The retailer contacted some marketplace sellers with loan offers.
Amazon.com Inc. appears poised to add loan financing to its host of e-commerce services. Some retailers who sell in Amazon’s marketplace this week received invitations to participate in a new loan program called Amazon Lending, operated by Amazon Capital Services Inc. Retailers can register for the program by invitation only.
More than 20 retailer clients of e-commerce and marketplace services firm ChannelAdvisor received invites this week, says ChannelAdvisor CEO Scot Wingo. He posted the text of one such invite on his company’s blog, but did not reveal which clients received the invite.
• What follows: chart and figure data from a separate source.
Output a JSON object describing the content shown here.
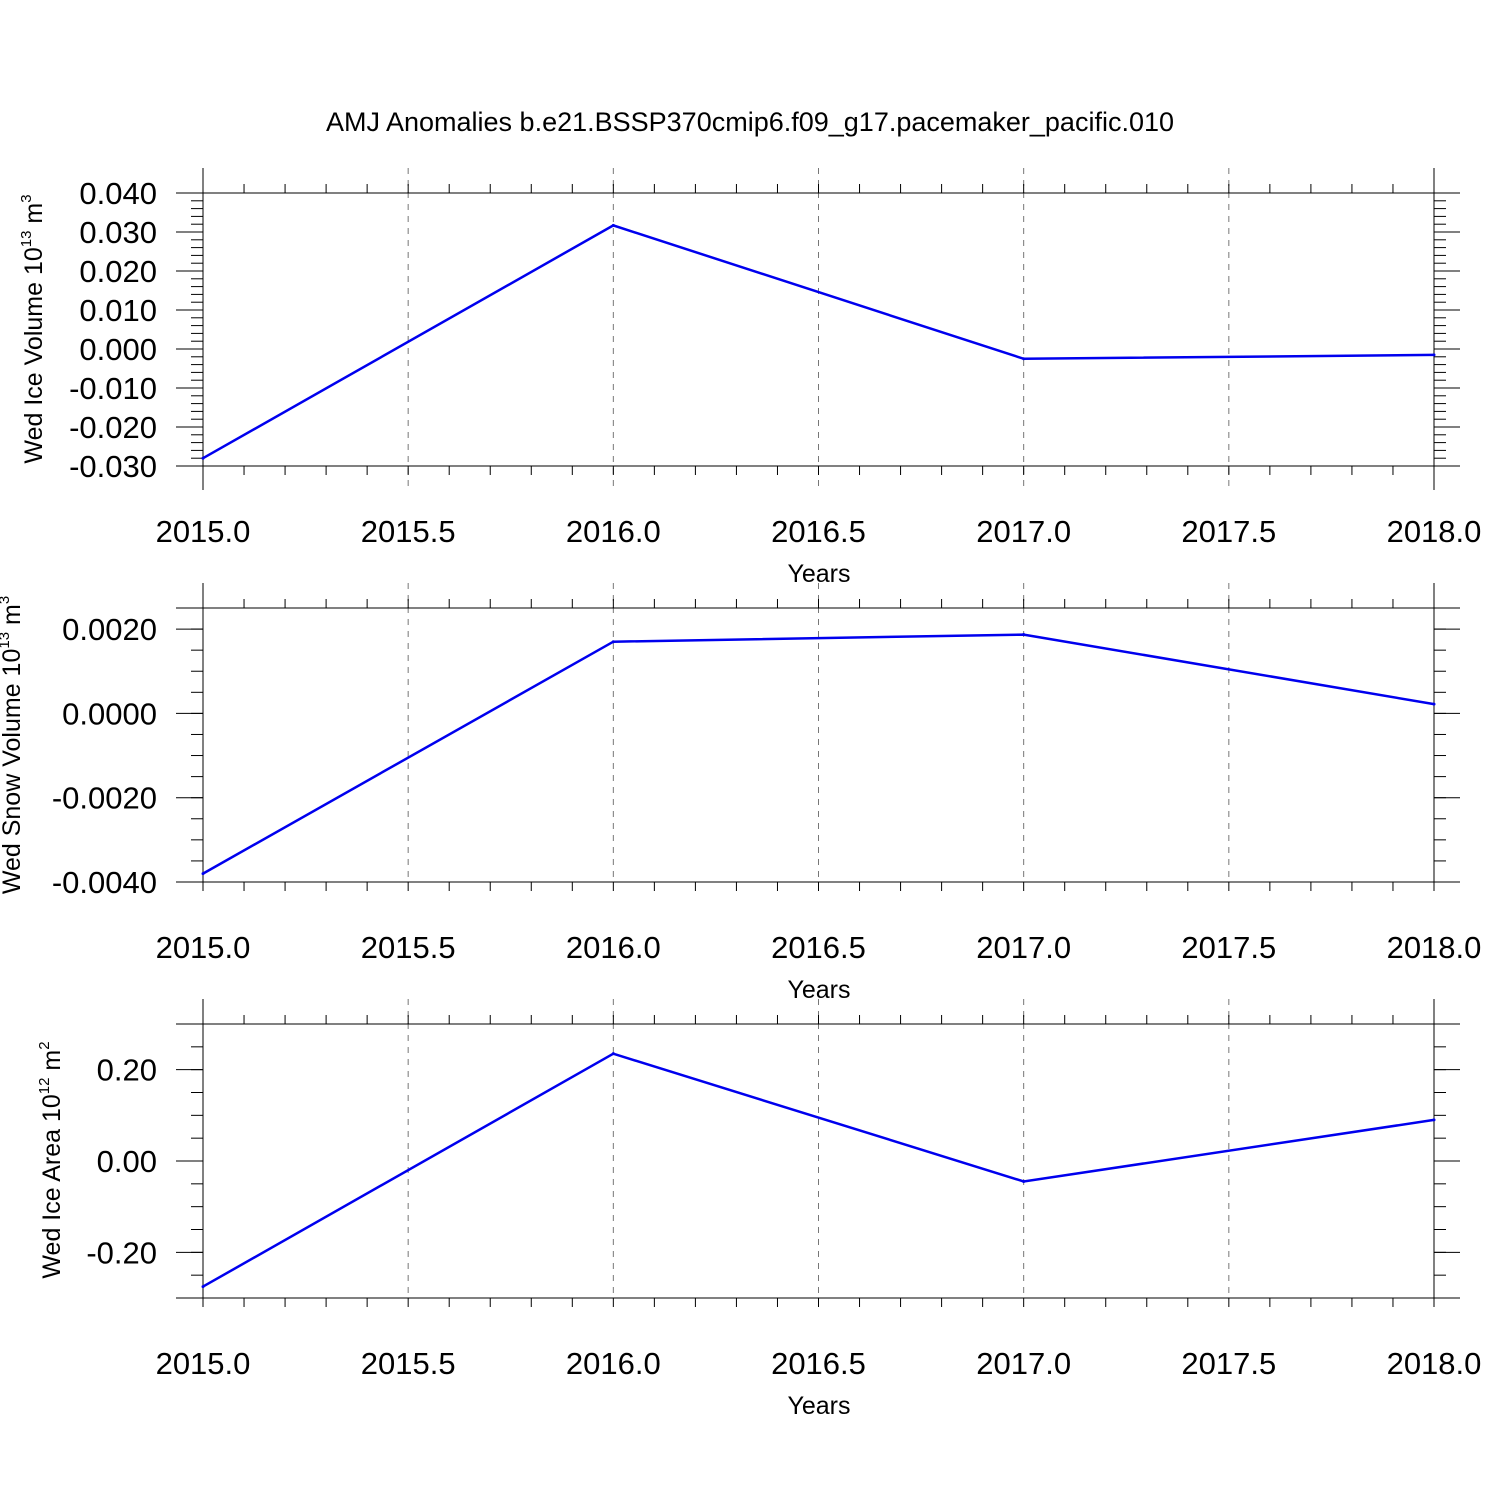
{
  "title": "AMJ Anomalies b.e21.BSSP370cmip6.f09_g17.pacemaker_pacific.010",
  "line_color": "#0000ee",
  "chart_data": [
    {
      "type": "line",
      "ylabel_base": "Wed Ice Volume 10",
      "ylabel_exp": "13",
      "ylabel_unit": " m",
      "ylabel_unit_exp": "3",
      "xlabel": "Years",
      "x": [
        2015,
        2016,
        2017,
        2018
      ],
      "values": [
        -0.028,
        0.0317,
        -0.0025,
        -0.0015
      ],
      "xlim": [
        2015,
        2018
      ],
      "ylim": [
        -0.03,
        0.04
      ],
      "yticks": [
        -0.03,
        -0.02,
        -0.01,
        0.0,
        0.01,
        0.02,
        0.03,
        0.04
      ],
      "ytick_labels": [
        "-0.030",
        "-0.020",
        "-0.010",
        "0.000",
        "0.010",
        "0.020",
        "0.030",
        "0.040"
      ],
      "yminor_step": 0.002,
      "xticks": [
        2015.0,
        2015.5,
        2016.0,
        2016.5,
        2017.0,
        2017.5,
        2018.0
      ],
      "xtick_labels": [
        "2015.0",
        "2015.5",
        "2016.0",
        "2016.5",
        "2017.0",
        "2017.5",
        "2018.0"
      ],
      "grid": "vertical-dashed"
    },
    {
      "type": "line",
      "ylabel_base": "Wed Snow Volume 10",
      "ylabel_exp": "13",
      "ylabel_unit": " m",
      "ylabel_unit_exp": "3",
      "xlabel": "Years",
      "x": [
        2015,
        2016,
        2017,
        2018
      ],
      "values": [
        -0.0038,
        0.0017,
        0.00187,
        0.00022
      ],
      "xlim": [
        2015,
        2018
      ],
      "ylim": [
        -0.004,
        0.0025
      ],
      "yticks": [
        -0.004,
        -0.002,
        0.0,
        0.002
      ],
      "ytick_labels": [
        "-0.0040",
        "-0.0020",
        "0.0000",
        "0.0020"
      ],
      "yminor_step": 0.0005,
      "xticks": [
        2015.0,
        2015.5,
        2016.0,
        2016.5,
        2017.0,
        2017.5,
        2018.0
      ],
      "xtick_labels": [
        "2015.0",
        "2015.5",
        "2016.0",
        "2016.5",
        "2017.0",
        "2017.5",
        "2018.0"
      ],
      "grid": "vertical-dashed"
    },
    {
      "type": "line",
      "ylabel_base": "Wed Ice Area 10",
      "ylabel_exp": "12",
      "ylabel_unit": " m",
      "ylabel_unit_exp": "2",
      "xlabel": "Years",
      "x": [
        2015,
        2016,
        2017,
        2018
      ],
      "values": [
        -0.275,
        0.235,
        -0.045,
        0.09
      ],
      "xlim": [
        2015,
        2018
      ],
      "ylim": [
        -0.3,
        0.3
      ],
      "yticks": [
        -0.2,
        0.0,
        0.2
      ],
      "ytick_labels": [
        "-0.20",
        "0.00",
        "0.20"
      ],
      "yminor_step": 0.05,
      "xticks": [
        2015.0,
        2015.5,
        2016.0,
        2016.5,
        2017.0,
        2017.5,
        2018.0
      ],
      "xtick_labels": [
        "2015.0",
        "2015.5",
        "2016.0",
        "2016.5",
        "2017.0",
        "2017.5",
        "2018.0"
      ],
      "grid": "vertical-dashed"
    }
  ]
}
Amazon declined to comment.
The invite says Amazon had pre-qualified the recipient based on its selling performance in the marketplace, and that retailers can use Amazon Lending funds to purchase inventory and increase their sales on Amazon.com. The interest rate is 13%. Retailers register online for a loan using their seller account credentials and, if approved, Amazon Lending will deposit the loan amount into the retailer’s Amazon seller account within five business days. Monthly loan payments are automatically deducted from the retailer’s Amazon seller account, the invite says.
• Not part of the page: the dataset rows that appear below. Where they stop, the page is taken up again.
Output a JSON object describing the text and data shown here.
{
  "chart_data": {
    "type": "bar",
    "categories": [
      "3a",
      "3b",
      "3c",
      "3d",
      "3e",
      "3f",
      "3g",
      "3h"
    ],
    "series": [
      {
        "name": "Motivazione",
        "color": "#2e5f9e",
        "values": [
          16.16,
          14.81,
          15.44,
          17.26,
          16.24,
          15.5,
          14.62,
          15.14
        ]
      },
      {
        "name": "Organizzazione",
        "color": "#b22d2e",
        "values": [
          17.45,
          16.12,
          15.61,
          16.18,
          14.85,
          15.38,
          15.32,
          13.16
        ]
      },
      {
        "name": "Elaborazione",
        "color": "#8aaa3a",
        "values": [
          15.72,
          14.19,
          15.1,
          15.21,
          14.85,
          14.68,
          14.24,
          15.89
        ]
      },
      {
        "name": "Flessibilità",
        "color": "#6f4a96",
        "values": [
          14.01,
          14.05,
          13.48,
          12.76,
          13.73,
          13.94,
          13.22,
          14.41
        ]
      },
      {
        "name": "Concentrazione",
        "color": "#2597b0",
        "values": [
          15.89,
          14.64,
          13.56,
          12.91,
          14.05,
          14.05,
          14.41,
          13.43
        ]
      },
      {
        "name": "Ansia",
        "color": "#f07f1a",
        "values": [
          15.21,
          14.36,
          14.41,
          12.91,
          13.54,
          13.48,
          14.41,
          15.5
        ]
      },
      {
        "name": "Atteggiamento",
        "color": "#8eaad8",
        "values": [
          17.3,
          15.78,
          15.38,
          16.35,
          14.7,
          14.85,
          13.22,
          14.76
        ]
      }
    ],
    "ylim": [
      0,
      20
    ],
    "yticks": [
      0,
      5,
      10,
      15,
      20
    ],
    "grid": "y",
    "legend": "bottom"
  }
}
Wingo says a number of ChannelAdvisor clients are interested in taking Amazon up on its offer.
Christine Rutemiller, co-founder of Northern Marine Electronics, an e-retailer of consumer electronics and accessories and an Amazon marketplace seller, says she’s interested in hearing what Amazon is proposing. “If they were to lend money at a good rate, we could purchase more inventory and expand our product base,” she says. She says Northern Marine, which currently sells about 100 products through Amazon’s marketplace, did not receive an invitation about Amazon Lending. Northern Marine is No. 921 in the Internet Retailer Second 500 Guide.
“Having quick access to extra cash in the busy fourth quarter holiday season could prove helpful to merchants that have already allocated the majority of their cash flow to inventory or advertising budgets," says Eric Best, CEO of Mercent, which helps retailers sell through online marketplaces. Amazon’s new program also comes at a time when retailers may be further strapped for cash because of changes Google Inc. recently made to Product Listing Ads on the search engine. In the three months since Google Inc. introduced its Product Listing Ads for Google Shopping, retailers have suddenly lost a slew of free advertising on the search engine giant, he says, which they’ve had to pay to get back.
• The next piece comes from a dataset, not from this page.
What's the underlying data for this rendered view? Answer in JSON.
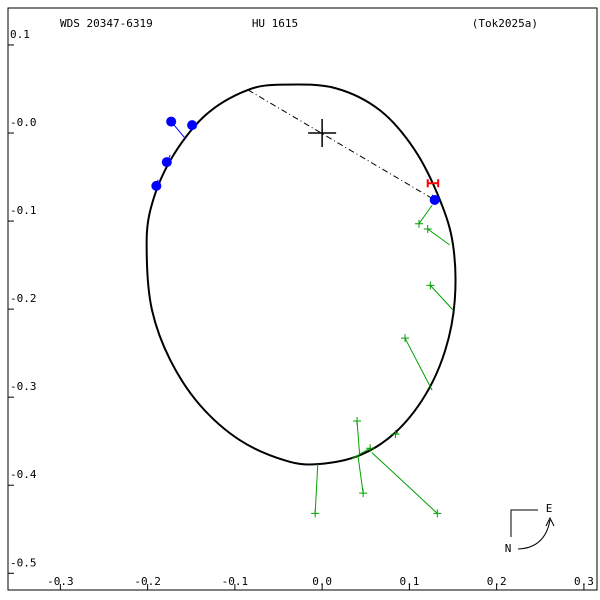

“For merchants, Google Shopping has represented 25-30% of their total retail revenue,” Best says, adding that this year the combined search and commerce engine will generate about $2 billion in overall retail revenue. “Even at a reasonable industry average of a five to one return on advertising spend, our customers are spending an extra $100 million annually to drive advertising on a platform that used to be free.”
In the wake of Google’s shift, e-retailers have been scrambling to find new routes of customer acquisition and sources of capital for their advertising budgets, Best says. Amazon Lending could prove to be one reasonable solution, though Best and Wingo agree that an interest rate of 13% may be somewhat high compared to rates available through other small business lenders. Kabbage Inc., for example, a ChannelAdvisor partner, provides cash advances to online businesses at a rate of 1% to 7% the advance’s value, depending on the size and duration of the loan. Moreover, where Amazon takes approximately five business days to approve a loan and deposit the funds, Kabbage offers an instant transfer to a PayPal account or in three to five days to a bank account, the company says.